Le bloc maintient actuellement un « présence centrale » à l’aéroport international Hamid Karzai de Kaboul « pour gérer ce qui doit être géré », a-t-il ajouté. La délégation de l’UE est peut-être partie, mais il est peu probable que de nombreux Afghans qui ont travaillé avec la coalition dirigée par les États-Unis au cours de son séjour de deux décennies dans le pays et qui sont maintenant menacés par les talibans puissent également quitter l’Afghanistan.

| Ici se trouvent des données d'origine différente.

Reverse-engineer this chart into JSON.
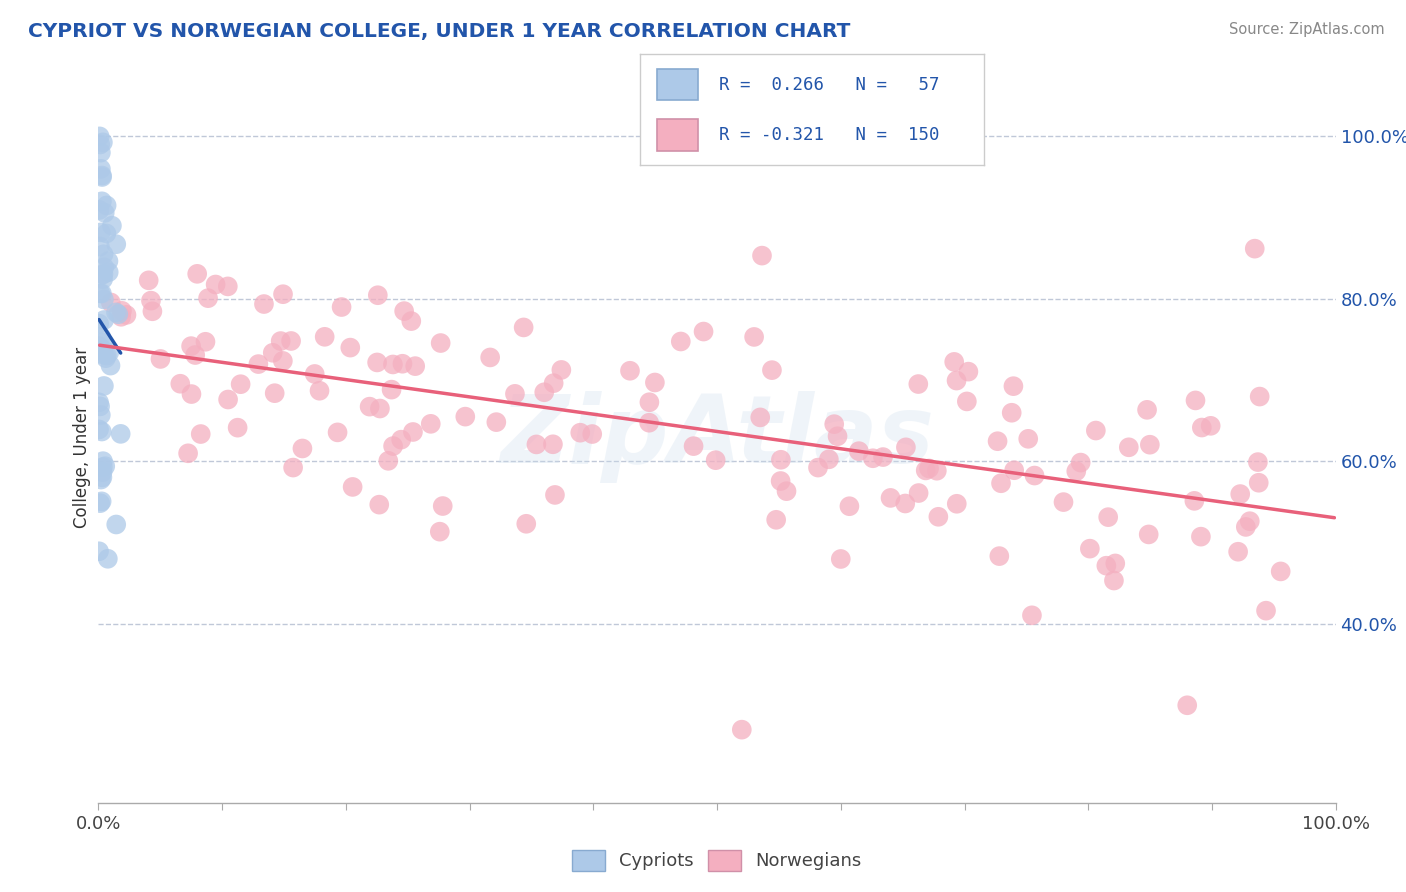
{
  "title": "CYPRIOT VS NORWEGIAN COLLEGE, UNDER 1 YEAR CORRELATION CHART",
  "source_text": "Source: ZipAtlas.com",
  "ylabel": "College, Under 1 year",
  "xlim": [
    0.0,
    1.0
  ],
  "ylim": [
    0.18,
    1.08
  ],
  "yticks": [
    0.4,
    0.6,
    0.8,
    1.0
  ],
  "ytick_labels": [
    "40.0%",
    "60.0%",
    "80.0%",
    "100.0%"
  ],
  "cypriot_color": "#adc9e8",
  "norwegian_color": "#f4afc0",
  "cypriot_line_color": "#2255aa",
  "norwegian_line_color": "#e8607a",
  "background_color": "#ffffff",
  "grid_color": "#c0c8d8",
  "watermark": "ZipAtlas",
  "title_color": "#2255aa",
  "source_color": "#888888",
  "axis_color": "#aaaaaa",
  "tick_label_color": "#2255aa",
  "bottom_label_color": "#444444"
}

Mardi, le ministre allemand des Affaires étrangères Heiko Maas est devenu un autre haut responsable occidental pour le reconnaître, déclarant au journal Bild que « même si [the evacuation] dure jusqu’au 31 août ou même quelques jours de plus, ce ne sera pas suffisant pour permettre à ceux que nous, ou les États-Unis, voulons prendre l’avion. »

L’aéroport de Kaboul est devenu la seule sortie du pays depuis que les radicaux talibans ont pris le pouvoir en Afghanistan à la mi-août après une avance éclair sur la capitale au milieu du retrait massif des forces de la coalition dirigée par les États-Unis.

Il y a eu des scènes chaotiques et des décès sur l’aérodrome alors que des milliers d’Afghans désespérés tentaient de monter à bord d’avions envoyés par les États-Unis, le Royaume-Uni et d’autres pays pour évacuer les citoyens étrangers et les réfugiés.

Le porte-parole des talibans a insisté lundi sur le fait que la date limite de retrait fin août pour les évacuations était « une ligne rouge » qui ne sera pas prolongée. Le groupe avait auparavant menacé les États-Unis et leurs alliés d’une réponse non spécifiée s’ils violaient l’accord.

Cependant, le président américain Joe Biden a laissé entendre au cours du week-end que son administration réfléchissait à la possibilité de prolonger la fenêtre d’évacuation pour faire sortir les milliers de citoyens américains restants d’Afghanistan, tout en exprimant l’espoir que cela n’en arriverait pas là.

Un rapport non confirmé du Washington Post a même affirmé mardi que le directeur de la CIA, William Burns, s’était lui-même rendu en Afghanistan dans le but de persuader les dirigeants talibans d’autoriser les vols d’évacuation de Kaboul au-delà de la date limite.

Les dirigeants des pays du G7 – les États-Unis, la Grande-Bretagne, l’Italie, la France, l’Allemagne, le Canada et le Japon – devraient tenir une réunion virtuelle plus tard mardi pour discuter de la situation en Afghanistan, les évacuations étant probablement une question clé à l’ordre du jour.